Roman Baths

Roman Baths

  • Attraction
  • Culture
  • Education

Hidden beneath the city of Bath, the Roman Baths is one of the most popular tourist attractions in the UK and remains one of the finest historic sites in Northern Europe.

The Roman Baths have played a key part in the city since 70 AD. Built on top of the city’s natural hot springs, this grand bathing and socialising complex now lies beneath the present city as one of the best preserved Roman sites in the world.

The Baths are made up of four main features: the Sacred Spring, the Roman Temple, the Roman Bath House and the Museum, and at the heart of the complex is the Great Bath, a lead-lined pool filled with steaming, geothermally heated water from the 'Sacred Spring'.

Visitors will be able to walk on the ancient pavements just as the Romans did 2,000 years ago.

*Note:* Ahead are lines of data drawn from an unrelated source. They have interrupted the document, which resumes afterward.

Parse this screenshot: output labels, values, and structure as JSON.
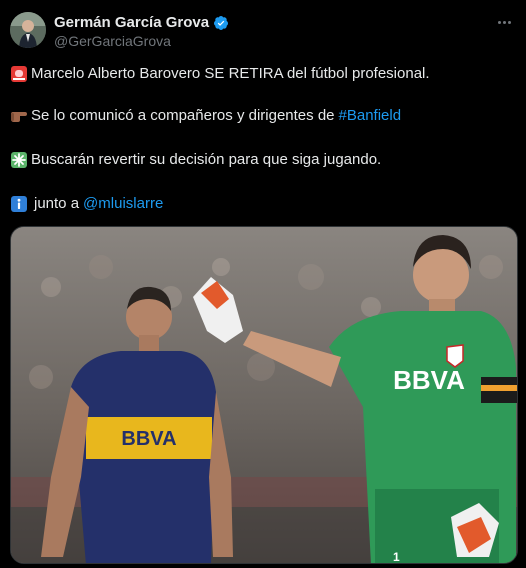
{
  "author": {
    "display_name": "Germán García Grova",
    "handle": "@GerGarciaGrova"
  },
  "icons": {
    "verified": "verified-badge-icon",
    "more": "more-options-icon",
    "line1": "rotating-light-emoji",
    "line2": "pointing-right-hand-emoji",
    "line3": "sparkle-emoji",
    "line4": "information-emoji"
  },
  "tweet": {
    "line1_text": "Marcelo Alberto Barovero SE RETIRA del fútbol profesional.",
    "line2_text": "Se lo comunicó a compañeros y dirigentes de ",
    "line2_link": "#Banfield",
    "line3_text": "Buscarán revertir su decisión para que siga jugando.",
    "line4_text": "junto a ",
    "line4_link": "@mluislarre"
  },
  "media": {
    "left_jersey_text": "BBVA",
    "right_jersey_text": "BBVA",
    "right_jersey_number": "1"
  },
  "colors": {
    "background": "#000000",
    "text": "#e7e9ea",
    "secondary_text": "#71767b",
    "link": "#1d9bf0",
    "verified": "#1d9bf0"
  }
}
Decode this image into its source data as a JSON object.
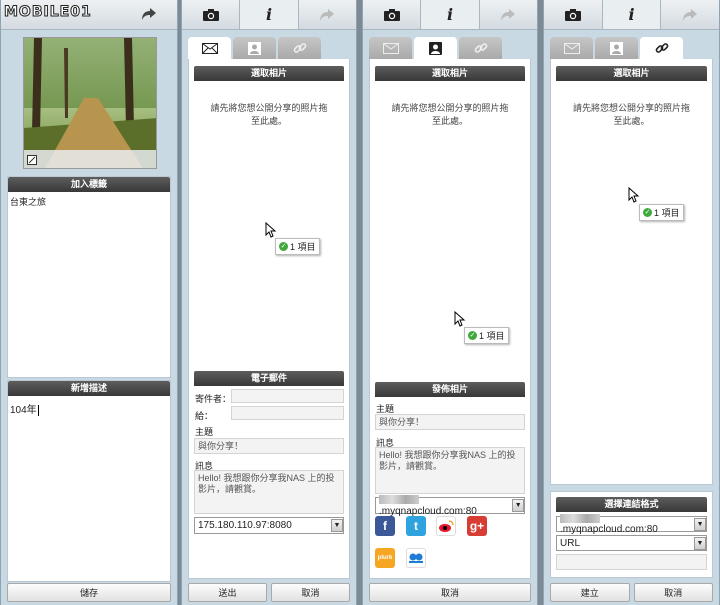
{
  "p1": {
    "logo": "MOBILE01",
    "tag_header": "加入標籤",
    "tag_value": "台東之旅",
    "desc_header": "新增描述",
    "desc_value": "104年",
    "save": "儲存"
  },
  "p2": {
    "select_header": "選取相片",
    "drop_hint": "請先將您想公開分享的照片拖至此處。",
    "badge": "1 項目",
    "email_header": "電子郵件",
    "sender_label": "寄件者：",
    "to_label": "給：",
    "subject_label": "主題",
    "subject_value": "與你分享！",
    "message_label": "訊息",
    "message_value": "Hello! 我想跟你分享我NAS 上的投影片，請觀賞。",
    "server_value": "175.180.110.97:8080",
    "send": "送出",
    "cancel": "取消"
  },
  "p3": {
    "select_header": "選取相片",
    "drop_hint": "請先將您想公開分享的照片拖至此處。",
    "badge": "1 項目",
    "publish_header": "發佈相片",
    "subject_label": "主題",
    "subject_value": "與你分享！",
    "message_label": "訊息",
    "message_value": "Hello! 我想跟你分享我NAS 上的投影片，請觀賞。",
    "domain_value": ".myqnapcloud.com:80",
    "cancel": "取消"
  },
  "p4": {
    "select_header": "選取相片",
    "drop_hint": "請先將您想公開分享的照片拖至此處。",
    "badge": "1 項目",
    "link_format_header": "選擇連結格式",
    "domain_value": ".myqnapcloud.com:80",
    "format_value": "URL",
    "create": "建立",
    "cancel": "取消"
  },
  "icons": [
    "camera-icon",
    "info-icon",
    "share-icon",
    "mail-icon",
    "contact-icon",
    "link-icon"
  ],
  "social": [
    "facebook",
    "twitter",
    "weibo",
    "google-plus",
    "plurk",
    "qzone"
  ]
}
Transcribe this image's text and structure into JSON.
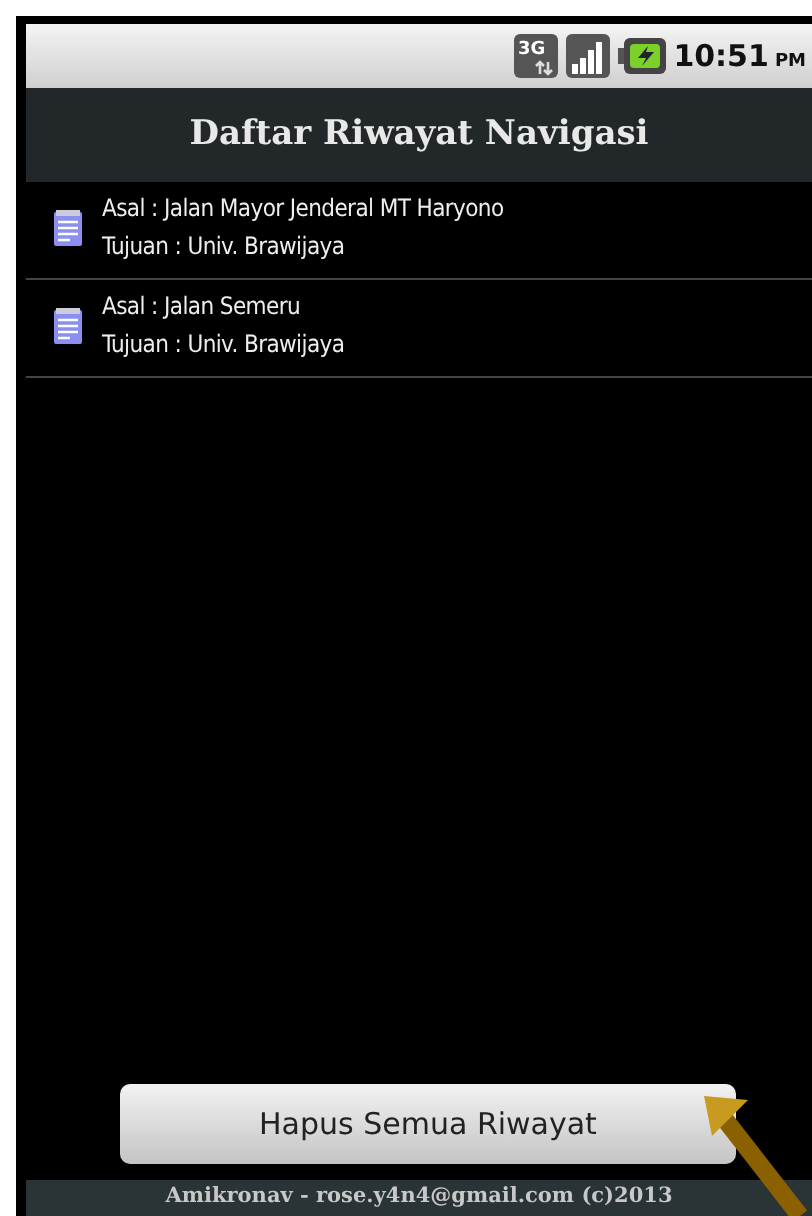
{
  "status_bar": {
    "time": "10:51",
    "period": "PM",
    "network": "3G"
  },
  "title": "Daftar Riwayat Navigasi",
  "history": [
    {
      "origin": "Asal : Jalan Mayor Jenderal MT Haryono",
      "destination": "Tujuan : Univ. Brawijaya"
    },
    {
      "origin": "Asal : Jalan Semeru",
      "destination": "Tujuan : Univ. Brawijaya"
    }
  ],
  "button": "Hapus Semua Riwayat",
  "footer": "Amikronav - rose.y4n4@gmail.com (c)2013"
}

Visitors can also stand on the terrace, view the statues, explore the remains of the heated rooms and changing rooms as well as tepid and plunge pools.

The Baths also have a fascinating museum that displays artefacts discovered on site or in the local area. There is a gilded bronze head of the goddess Minerva, a striking carved gorgon head (which is rare in that it resembles a male) and thousands of Roman coins that were thrown into the spring as offerings to the goddess. Visitors can see scaled models of what the baths and temple might have looked like thousands of years ago and engage with costumed characters who explain what life was like during this historic period.

Key Points
  • 1,170,000 litres of steaming spring water reaching 46°C still fill the bathing site every single day.
  • One of the English audio guides is read by bestselling author Bill Bryson.
  • The complex of buildings around the baths was built in stages during the 18th and 19th centuries. John Wood the Elder and the Younger designed the buildings around the Sacred Spring.
  • The famous Pump Room was built by Thomas Baldwin and John  Palmer, in neoclassical style, complete with soaring Ionic and Corinthian columns.